This post was first published on my corporate blog
Financial institutions have a wealth of information available to them from consumers. Due to manual and antiquated models, residential lending processes so far have had several negative experiences for both the lender and the borrower. Banks are plagued with application limitations, transaction complexities and data collection and processing challenges.
The ‘one-size-fits-all’ loan application simply does not work anymore. The newly implemented and redesigned URLA (Uniform Residential Loan Application), aims to simplify, organize and streamline the entire consumer journey – from loan request, to the underwriting and approval process.
The new URLA document, implemented from July this year (2019), (with a mandatory use date of February 1, 2020), comes with a completely new layout and content. The all so familiar four-page document used for so long is now replaced by a system of five critical components that have been mixed and matched to correlate the requirements of a specific transaction. Digitization of traditional workflows along with the more user-friendly approach of the new residential loan model can solve many of the existing issues. Let us understand what the changes mean for banking compliance, as well as the opportunities they can create.
The need for this change in the data communication format
Fannie Mae and Freddie Mac understood the need for a critical change in the data communication format – relevance of the data collected. For today’s underwriting to be accurate while being predictive, new uniform data sets needed to be created. Hence, the GSEs have both removed and added information from the URLA.
How will AI help reshape mortgage lending
The promise of Artificial Intelligence (AI) or Machine Learning (ML) towards transforming the lending industry is now beginning to unfold as several key players across the consumer lending frontiers are already leveraging the technology to streamline processes, improve productivity, efficiency, borrowers experience, risk alignment and loan quality. Lending by itself is a data-rich environment, and the benefits are there for everyone to see.
For example, in its quarterly Mortgage Lender Sentiment Survey®, Fannie Mae’s ESR (Economic & Strategic Research) Group found that almost 63% of lenders are acquainted with AI/ML, but only about 27% have tried or used AI tools for mortgage functions. Even almost 3/5th of lenders (~58%) said that they expect to implement AI tools in two years.
In the coming months, the additional data provided by the new URLA document enables several new use cases for deployment of AI/ML tools. We will see AI and ML come to frequently influence the end-to-end borrower journey from shopping for homes to owning said homes. AI and ML can be leveraged to prioritize and score leads, match borrowers to assets, manage risks, predict propensity to close, convert and so much more!
To reduce the negative experiences, lenders can accurately detect and highlight anomalies for underwriters, and essentially predict borrower default propensities within servicing to either further engage or incentivize borrowers for timely payments.
AI/ML tools through enterprise tools like SAP or Microsoft are already opening up new lines of revenues for financial institutions in other segments like consumer lending.

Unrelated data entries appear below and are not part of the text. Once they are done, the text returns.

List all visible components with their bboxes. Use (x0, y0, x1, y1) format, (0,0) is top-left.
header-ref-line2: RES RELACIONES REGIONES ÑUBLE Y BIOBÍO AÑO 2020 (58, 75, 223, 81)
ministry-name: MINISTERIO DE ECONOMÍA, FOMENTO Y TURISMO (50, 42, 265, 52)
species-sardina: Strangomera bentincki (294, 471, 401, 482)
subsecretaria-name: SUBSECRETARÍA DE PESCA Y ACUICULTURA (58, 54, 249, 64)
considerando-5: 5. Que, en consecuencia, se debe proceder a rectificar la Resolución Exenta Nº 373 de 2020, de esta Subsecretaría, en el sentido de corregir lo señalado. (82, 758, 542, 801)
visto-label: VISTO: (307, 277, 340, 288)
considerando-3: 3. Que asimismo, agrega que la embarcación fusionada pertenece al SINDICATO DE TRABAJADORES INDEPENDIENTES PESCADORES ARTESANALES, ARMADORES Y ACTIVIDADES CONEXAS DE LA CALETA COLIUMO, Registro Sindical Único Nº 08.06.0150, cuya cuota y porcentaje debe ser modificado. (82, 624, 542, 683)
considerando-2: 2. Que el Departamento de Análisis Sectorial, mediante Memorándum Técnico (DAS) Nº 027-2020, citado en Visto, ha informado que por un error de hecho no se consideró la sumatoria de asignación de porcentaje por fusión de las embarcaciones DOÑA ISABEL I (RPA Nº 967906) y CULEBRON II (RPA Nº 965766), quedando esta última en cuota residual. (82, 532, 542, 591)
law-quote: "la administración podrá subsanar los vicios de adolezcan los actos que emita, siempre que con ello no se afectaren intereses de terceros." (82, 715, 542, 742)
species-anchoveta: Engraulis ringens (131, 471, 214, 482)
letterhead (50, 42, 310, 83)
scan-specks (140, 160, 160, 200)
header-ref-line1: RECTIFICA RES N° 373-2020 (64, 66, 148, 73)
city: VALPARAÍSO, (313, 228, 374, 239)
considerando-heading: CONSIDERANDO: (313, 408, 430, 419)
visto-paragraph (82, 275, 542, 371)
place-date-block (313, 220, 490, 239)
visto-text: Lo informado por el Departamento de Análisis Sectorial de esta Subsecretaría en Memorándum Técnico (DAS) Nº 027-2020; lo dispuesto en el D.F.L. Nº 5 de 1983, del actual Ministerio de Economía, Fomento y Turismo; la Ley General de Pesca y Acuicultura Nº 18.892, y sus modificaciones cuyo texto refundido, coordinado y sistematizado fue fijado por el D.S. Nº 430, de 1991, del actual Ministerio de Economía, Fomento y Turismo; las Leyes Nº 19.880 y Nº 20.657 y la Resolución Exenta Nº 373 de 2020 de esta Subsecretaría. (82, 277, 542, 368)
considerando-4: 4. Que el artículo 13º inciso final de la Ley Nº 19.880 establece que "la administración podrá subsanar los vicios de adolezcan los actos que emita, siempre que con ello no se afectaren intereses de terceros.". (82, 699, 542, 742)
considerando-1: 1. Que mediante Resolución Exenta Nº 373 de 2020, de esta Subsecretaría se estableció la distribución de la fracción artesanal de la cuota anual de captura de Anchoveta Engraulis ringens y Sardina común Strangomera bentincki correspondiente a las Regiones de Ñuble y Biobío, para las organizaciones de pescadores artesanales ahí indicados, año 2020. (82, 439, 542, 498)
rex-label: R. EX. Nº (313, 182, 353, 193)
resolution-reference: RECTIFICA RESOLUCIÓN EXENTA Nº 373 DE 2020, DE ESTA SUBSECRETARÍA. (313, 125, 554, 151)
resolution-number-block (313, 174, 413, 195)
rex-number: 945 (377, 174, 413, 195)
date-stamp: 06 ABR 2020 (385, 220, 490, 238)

Servicers working on portfolio retention can use AI or ML to not only predict customer behaviour 3-6 months in advance, but also combine it with attractive offers or discounts that turns them into customers-for-life. Better use of relevant data also includes additional benefits like fewer losses from frauds, accurate automated valuation models or AVMs for the properties, and reduced credit losses through accurate EPD & general loan default predictions.
Preparation is key
The revised URLA is probably one of the single largest compliance changes in a long time as it creates an effective pipeline management system, which can be tailored to the lender’s required business outcomes.
Preparing is a key component and it must always begin with a strategic implementation plan, as any bank must first understand which areas of its functions will be impacted by this change. For instance, whether your existing loan origination system supports the dynamic version of the URLA or not, how you can use the voluntary information from borrowers to see its benefits early on. Regardless of where you stand, there are benefits of testing the waters early as this major redesign in the URLA can cause headaches later, if caught off-guard.
If lenders are interested in exploring AI and ML, we recommend starting in small areas where you can use legacy or historical data, can help implementation teams gain confidence with AI on a practical level to further inform decision-making/investment decisions.